Le favori au poste de Premier ministre du Bangladesh, Tarique Rahman, a rejeté l’idée d’un gouvernement d’union nationale après les élections prévues le 12 février, affirmant que son parti était en mesure d’obtenir seul la majorité. Dans un entretien accordé à Reuters, le dirigeant du Parti nationaliste du Bangladesh (BNP) a estimé qu’une coalition diluerait la responsabilité politique et priverait le pays d’une opposition claire.

Âgé de 60 ans, Tarique Rahman est revenu au Bangladesh en décembre après près de vingt ans d’exil à Londres. Son retour a suivi le soulèvement populaire mené par la jeunesse qui a renversé l’ancienne Première ministre Sheikh Hasina, figure dominante de la politique nationale pendant plus de quinze ans. Le pays est depuis gouverné par une équipe intérimaire.

Le principal rival du BNP lors du scrutin est le mouvement islamiste Jamaat-e-Islami, autrefois interdit et aujourd’hui de retour sur la scène politique. Les deux formations avaient gouverné ensemble entre 2001 et 2006, et Jamaat s’est récemment dit ouvert à un nouveau partenariat pour stabiliser le pays après les troubles de 2024, qui ont durement affecté l’industrie textile.

Tarique Rahman a toutefois balayé cette option, soulignant qu’un accord avec ses adversaires politiques poserait la question du rôle de l’opposition.

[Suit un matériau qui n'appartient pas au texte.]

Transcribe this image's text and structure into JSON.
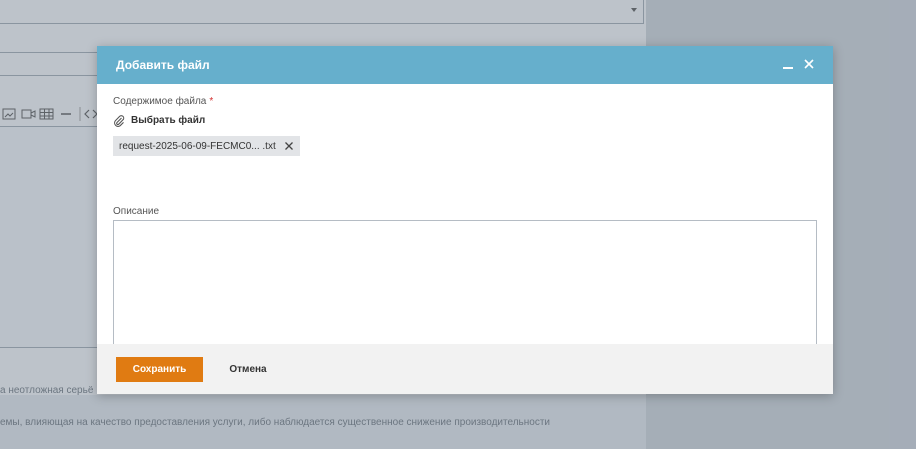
{
  "background": {
    "text_line_1": "а неотложная серьё",
    "text_line_2": "емы, влияющая на качество предоставления услуги, либо наблюдается существенное снижение производительности"
  },
  "modal": {
    "title": "Добавить файл",
    "file_content_label": "Содержимое файла",
    "required_mark": "*",
    "choose_file_label": "Выбрать файл",
    "attached_file_name": "request-2025-06-09-FECMC0... .txt",
    "description_label": "Описание",
    "description_value": "",
    "save_label": "Сохранить",
    "cancel_label": "Отмена"
  },
  "icons": {
    "minimize": "minimize-icon",
    "close": "close-icon",
    "attach": "paperclip-icon",
    "remove": "remove-file-icon"
  },
  "colors": {
    "header": "#66afcc",
    "save_button": "#e07b12",
    "footer": "#f2f2f2"
  }
}
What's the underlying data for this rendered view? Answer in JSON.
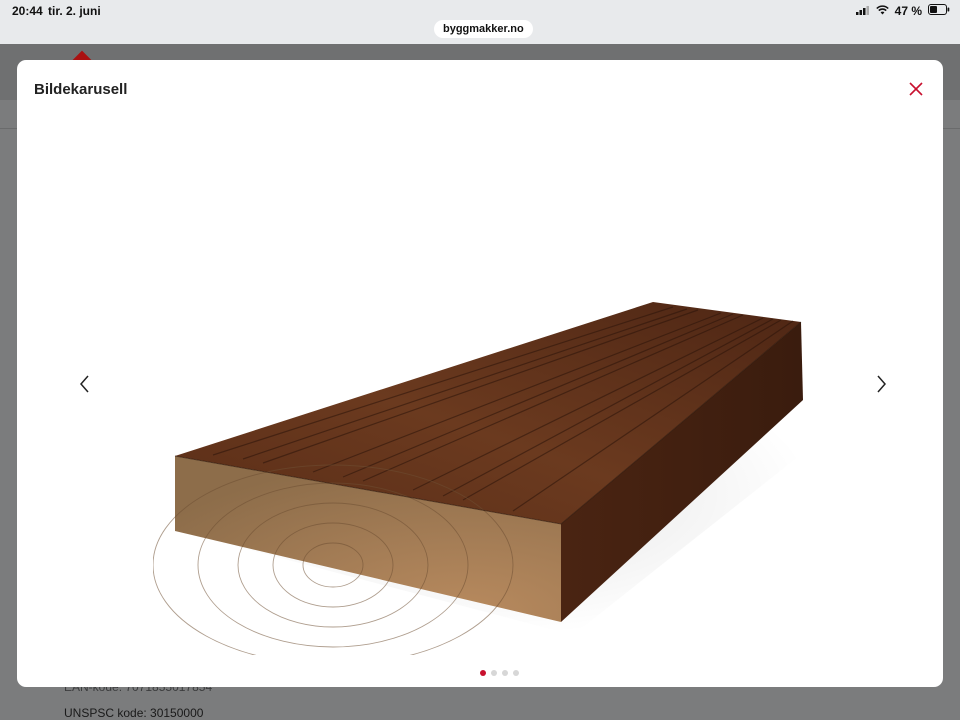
{
  "status_bar": {
    "time": "20:44",
    "date": "tir. 2. juni",
    "battery": "47 %",
    "url": "byggmakker.no"
  },
  "background_page": {
    "ean_label": "EAN-kode: 7071855017854",
    "unspsc_label": "UNSPSC kode: 30150000"
  },
  "modal": {
    "title": "Bildekarusell",
    "accent_color": "#c8102e",
    "close_icon": "close-icon",
    "prev_icon": "chevron-left-icon",
    "next_icon": "chevron-right-icon",
    "slide_count": 4,
    "active_slide": 1
  }
}
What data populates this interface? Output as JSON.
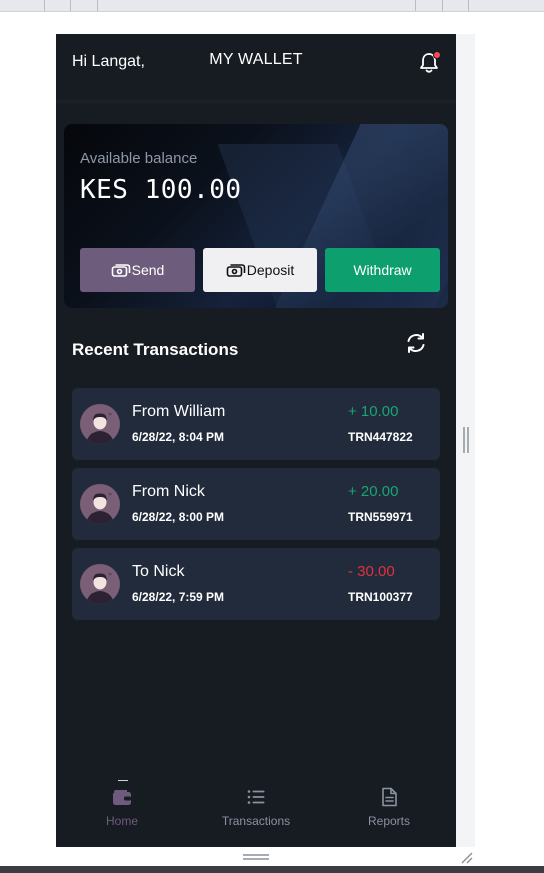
{
  "header": {
    "greeting": "Hi Langat,",
    "title": "MY WALLET",
    "notification_icon": "bell-icon",
    "has_notification": true
  },
  "balance": {
    "label": "Available balance",
    "amount": "KES 100.00"
  },
  "actions": {
    "send_label": "Send",
    "deposit_label": "Deposit",
    "withdraw_label": "Withdraw",
    "send_icon": "cash-icon",
    "deposit_icon": "cash-icon"
  },
  "recent": {
    "title": "Recent Transactions",
    "refresh_icon": "refresh-icon",
    "items": [
      {
        "name": "From William",
        "date": "6/28/22, 8:04 PM",
        "amount": "+ 10.00",
        "ref": "TRN447822",
        "direction": "in"
      },
      {
        "name": "From Nick",
        "date": "6/28/22, 8:00 PM",
        "amount": "+ 20.00",
        "ref": "TRN559971",
        "direction": "in"
      },
      {
        "name": "To Nick",
        "date": "6/28/22, 7:59 PM",
        "amount": "- 30.00",
        "ref": "TRN100377",
        "direction": "out"
      }
    ]
  },
  "nav": {
    "items": [
      {
        "label": "Home",
        "icon": "wallet-icon",
        "active": true
      },
      {
        "label": "Transactions",
        "icon": "list-icon",
        "active": false
      },
      {
        "label": "Reports",
        "icon": "document-icon",
        "active": false
      }
    ]
  },
  "colors": {
    "background": "#171b22",
    "card": "#222b3b",
    "send": "#6e5c7d",
    "withdraw": "#0e9f6e",
    "positive": "#17a673",
    "negative": "#e0323d",
    "notification_dot": "#ff4757"
  }
}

Il a indiqué s’attendre à voir Jamaat siéger dans les rangs de l’opposition après le scrutin, tout en affirmant que le BNP disposait d’un soutien populaire suffisant pour gouverner sans alliance.

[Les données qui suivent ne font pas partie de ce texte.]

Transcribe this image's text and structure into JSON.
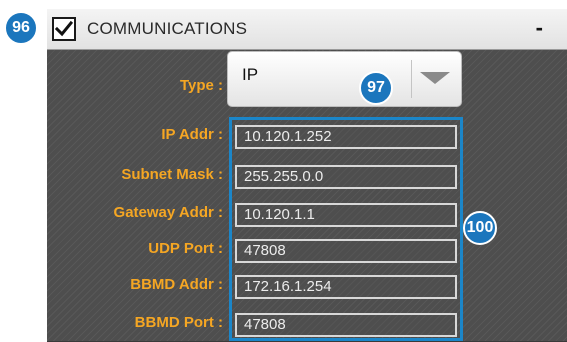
{
  "callouts": {
    "header": "96",
    "type_dropdown": "97",
    "fields_group": "100"
  },
  "header": {
    "title": "COMMUNICATIONS",
    "checked": true,
    "collapse_label": "-"
  },
  "type": {
    "label": "Type :",
    "value": "IP"
  },
  "fields": [
    {
      "label": "IP Addr :",
      "value": "10.120.1.252"
    },
    {
      "label": "Subnet Mask :",
      "value": "255.255.0.0"
    },
    {
      "label": "Gateway Addr :",
      "value": "10.120.1.1"
    },
    {
      "label": "UDP Port :",
      "value": "47808"
    },
    {
      "label": "BBMD Addr :",
      "value": "172.16.1.254"
    },
    {
      "label": "BBMD Port :",
      "value": "47808"
    }
  ],
  "colors": {
    "label_accent": "#f5a623",
    "callout_blue": "#1b76bd",
    "highlight_border": "#1b86c9",
    "panel_background": "#4e4e4e"
  },
  "icons": {
    "checkbox": "checkmark-icon",
    "dropdown": "triangle-down-icon"
  }
}
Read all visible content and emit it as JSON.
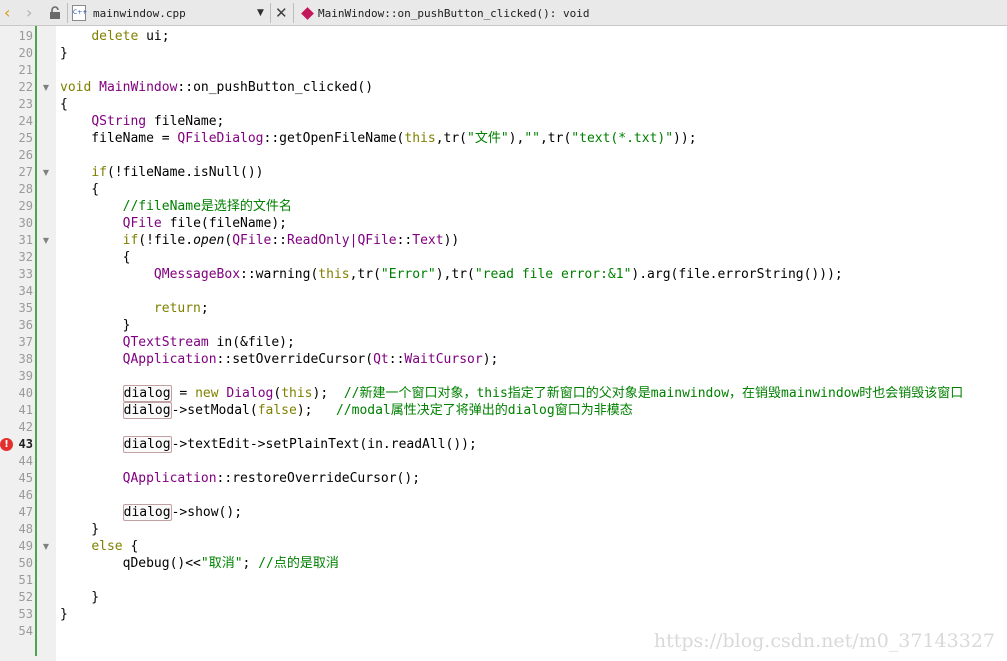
{
  "toolbar": {
    "file_name": "mainwindow.cpp",
    "file_icon_label": "C++",
    "symbol": "MainWindow::on_pushButton_clicked(): void",
    "back_icon": "chevron-left-icon",
    "forward_icon": "chevron-right-icon",
    "lock_icon": "lock-icon",
    "dropdown_icon": "caret-down-icon",
    "close_icon": "close-icon"
  },
  "colors": {
    "keyword": "#808000",
    "type": "#800080",
    "string": "#008000",
    "comment": "#008000",
    "error": "#e2302f",
    "margin": "#4fa34f"
  },
  "lines": [
    {
      "n": "19",
      "text": "    delete ui;"
    },
    {
      "n": "20",
      "text": "}"
    },
    {
      "n": "21",
      "text": ""
    },
    {
      "n": "22",
      "text": "void MainWindow::on_pushButton_clicked()"
    },
    {
      "n": "23",
      "text": "{"
    },
    {
      "n": "24",
      "text": "    QString fileName;"
    },
    {
      "n": "25",
      "text": "    fileName = QFileDialog::getOpenFileName(this,tr(\"文件\"),\"\",tr(\"text(*.txt)\"));"
    },
    {
      "n": "26",
      "text": ""
    },
    {
      "n": "27",
      "text": "    if(!fileName.isNull())"
    },
    {
      "n": "28",
      "text": "    {"
    },
    {
      "n": "29",
      "text": "        //fileName是选择的文件名"
    },
    {
      "n": "30",
      "text": "        QFile file(fileName);"
    },
    {
      "n": "31",
      "text": "        if(!file.open(QFile::ReadOnly|QFile::Text))"
    },
    {
      "n": "32",
      "text": "        {"
    },
    {
      "n": "33",
      "text": "            QMessageBox::warning(this,tr(\"Error\"),tr(\"read file error:&1\").arg(file.errorString()));"
    },
    {
      "n": "34",
      "text": ""
    },
    {
      "n": "35",
      "text": "            return;"
    },
    {
      "n": "36",
      "text": "        }"
    },
    {
      "n": "37",
      "text": "        QTextStream in(&file);"
    },
    {
      "n": "38",
      "text": "        QApplication::setOverrideCursor(Qt::WaitCursor);"
    },
    {
      "n": "39",
      "text": ""
    },
    {
      "n": "40",
      "text": "        dialog = new Dialog(this);  //新建一个窗口对象，this指定了新窗口的父对象是mainwindow，在销毁mainwindow时也会销毁该窗口"
    },
    {
      "n": "41",
      "text": "        dialog->setModal(false);   //modal属性决定了将弹出的dialog窗口为非模态"
    },
    {
      "n": "42",
      "text": ""
    },
    {
      "n": "43",
      "text": "        dialog->textEdit->setPlainText(in.readAll());"
    },
    {
      "n": "44",
      "text": ""
    },
    {
      "n": "45",
      "text": "        QApplication::restoreOverrideCursor();"
    },
    {
      "n": "46",
      "text": ""
    },
    {
      "n": "47",
      "text": "        dialog->show();"
    },
    {
      "n": "48",
      "text": "    }"
    },
    {
      "n": "49",
      "text": "    else {"
    },
    {
      "n": "50",
      "text": "        qDebug()<<\"取消\"; //点的是取消"
    },
    {
      "n": "51",
      "text": ""
    },
    {
      "n": "52",
      "text": "    }"
    },
    {
      "n": "53",
      "text": "}"
    },
    {
      "n": "54",
      "text": ""
    }
  ],
  "current_line": "43",
  "error_line": "43",
  "watermark": "https://blog.csdn.net/m0_37143327"
}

Interrogé sur l’orientation de la politique étrangère, Rahman a assuré que le Bangladesh aurait besoin de partenaires multiples et ne privilégierait pas un recentrage exclusif vers la Chine. Il a également déclaré que les réfugiés rohingyas resteraient les bienvenus dans le pays jusqu’à ce que leur retour en sécurité dans leur région d’origine soit possible.

À l’approche des élections, ces déclarations renforcent l’image d’un BNP confiant, déterminé à gouverner seul dans un paysage politique profondément remodelé par la chute de l’ancien pouvoir et par l’aspiration à un changement portée par une partie importante de la population.